Saturday, January 22, 2011

Madame Lanvin’s Mid-East Connections

Madame Lanvin on holiday in Egypt, 1920’s.

At Maison Lanvin’s headquarters on the Rue du Faubourg Saint-Honoré, there exists an archive boasting priceless examples of Ottoman textiles, vests from Morocco embroidered with heavy gold thread, and beautifully embellished Egyptian caftans. Most of these items were acquired by Madame Lanvin during her trips to North Africa and the Middle East, and served as inspirations for many of her embellishments and designs. Yet unlike her contemporary Paul Poiret, Lanvin avoided making literal interpretations of Oriental costume. Instead she referenced her archive of ethnographic material to add a hint of exoticism to her modern pieces.

Examples from Lanvin’s archive of antique ethnographic costumes and textiles, collected during Madame Lanvin’s trips to North Africa and the Middle East.

In the 1930’s and 40’s one of Madame Lanvin’s most prominent couture clients from the Middle East was Madame Henri Pharaon, (pictured above in 1937 wearing a couture evening ensemble by Lanvin).

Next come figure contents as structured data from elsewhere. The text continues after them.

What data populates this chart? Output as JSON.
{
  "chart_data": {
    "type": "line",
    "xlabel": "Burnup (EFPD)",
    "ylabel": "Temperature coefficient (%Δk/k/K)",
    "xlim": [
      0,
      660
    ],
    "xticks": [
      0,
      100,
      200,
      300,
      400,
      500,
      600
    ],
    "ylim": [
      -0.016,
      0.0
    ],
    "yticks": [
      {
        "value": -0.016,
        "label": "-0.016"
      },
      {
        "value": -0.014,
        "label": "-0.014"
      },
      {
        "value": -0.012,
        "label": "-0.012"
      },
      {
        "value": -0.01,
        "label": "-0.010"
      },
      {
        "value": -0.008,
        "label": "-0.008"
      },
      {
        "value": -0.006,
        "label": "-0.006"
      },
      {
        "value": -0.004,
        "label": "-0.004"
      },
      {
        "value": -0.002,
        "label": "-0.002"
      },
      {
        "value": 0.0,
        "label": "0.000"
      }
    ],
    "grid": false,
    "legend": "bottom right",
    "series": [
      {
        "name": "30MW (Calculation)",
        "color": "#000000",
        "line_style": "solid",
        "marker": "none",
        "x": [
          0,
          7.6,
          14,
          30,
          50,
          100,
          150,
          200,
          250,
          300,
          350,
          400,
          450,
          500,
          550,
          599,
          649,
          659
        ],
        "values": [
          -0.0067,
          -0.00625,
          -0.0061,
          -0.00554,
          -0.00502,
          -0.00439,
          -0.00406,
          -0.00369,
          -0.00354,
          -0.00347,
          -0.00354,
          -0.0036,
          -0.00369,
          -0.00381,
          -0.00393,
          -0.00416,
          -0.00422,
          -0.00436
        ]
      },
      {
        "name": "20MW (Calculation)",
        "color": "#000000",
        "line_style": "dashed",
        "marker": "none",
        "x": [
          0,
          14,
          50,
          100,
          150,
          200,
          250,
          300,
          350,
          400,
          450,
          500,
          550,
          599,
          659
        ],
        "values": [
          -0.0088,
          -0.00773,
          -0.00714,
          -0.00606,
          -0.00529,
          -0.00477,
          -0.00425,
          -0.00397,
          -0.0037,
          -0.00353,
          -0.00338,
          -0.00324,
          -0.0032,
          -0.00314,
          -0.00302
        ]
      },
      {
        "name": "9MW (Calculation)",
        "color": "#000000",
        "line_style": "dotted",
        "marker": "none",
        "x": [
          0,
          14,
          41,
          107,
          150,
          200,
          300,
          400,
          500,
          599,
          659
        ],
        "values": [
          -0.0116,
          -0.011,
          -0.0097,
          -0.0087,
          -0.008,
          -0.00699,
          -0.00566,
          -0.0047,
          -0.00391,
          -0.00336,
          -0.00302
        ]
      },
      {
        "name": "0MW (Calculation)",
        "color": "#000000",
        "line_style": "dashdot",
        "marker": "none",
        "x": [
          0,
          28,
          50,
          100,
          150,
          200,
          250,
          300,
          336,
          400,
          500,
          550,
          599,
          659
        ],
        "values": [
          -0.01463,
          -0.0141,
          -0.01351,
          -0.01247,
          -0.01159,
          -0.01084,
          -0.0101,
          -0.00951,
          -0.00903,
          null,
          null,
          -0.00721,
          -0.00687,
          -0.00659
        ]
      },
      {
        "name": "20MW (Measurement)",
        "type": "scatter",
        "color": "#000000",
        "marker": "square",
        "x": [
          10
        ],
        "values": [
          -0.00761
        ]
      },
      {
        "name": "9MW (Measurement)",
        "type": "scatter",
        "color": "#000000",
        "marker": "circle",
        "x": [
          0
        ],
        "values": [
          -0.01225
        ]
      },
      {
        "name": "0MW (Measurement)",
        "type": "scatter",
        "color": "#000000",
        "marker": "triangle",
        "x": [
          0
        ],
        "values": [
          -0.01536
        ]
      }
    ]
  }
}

She was born Nawali Kassar, an heiress to a wealthy Palestinian family from Jaffa.

In 1922 she married Henri Pharaon, the Lebanese art collector, businessman and Politian. He played a crucial role in securing Lebanon's independence from France and served as its foreign minister; championing a peaceful coexistence between Christians and Muslims. He was also responsible for designing the Lebanese flag.

Considered the richest man in Lebanon during much of his lifetime, he amassed a stunning collection of art and antiquities from around the world; much of it housed at one of his mansions located on Beirut’s Green Line. Today the residence has been turned into a private museum by the famous jeweler Robert Mouawad, where he displays his collection of gems as well as Arab, Greek and Byzantine antiquities. One of their other palaces in Beirut, long considered a landmark of the city, was purchased and restored by the Saudi royal family.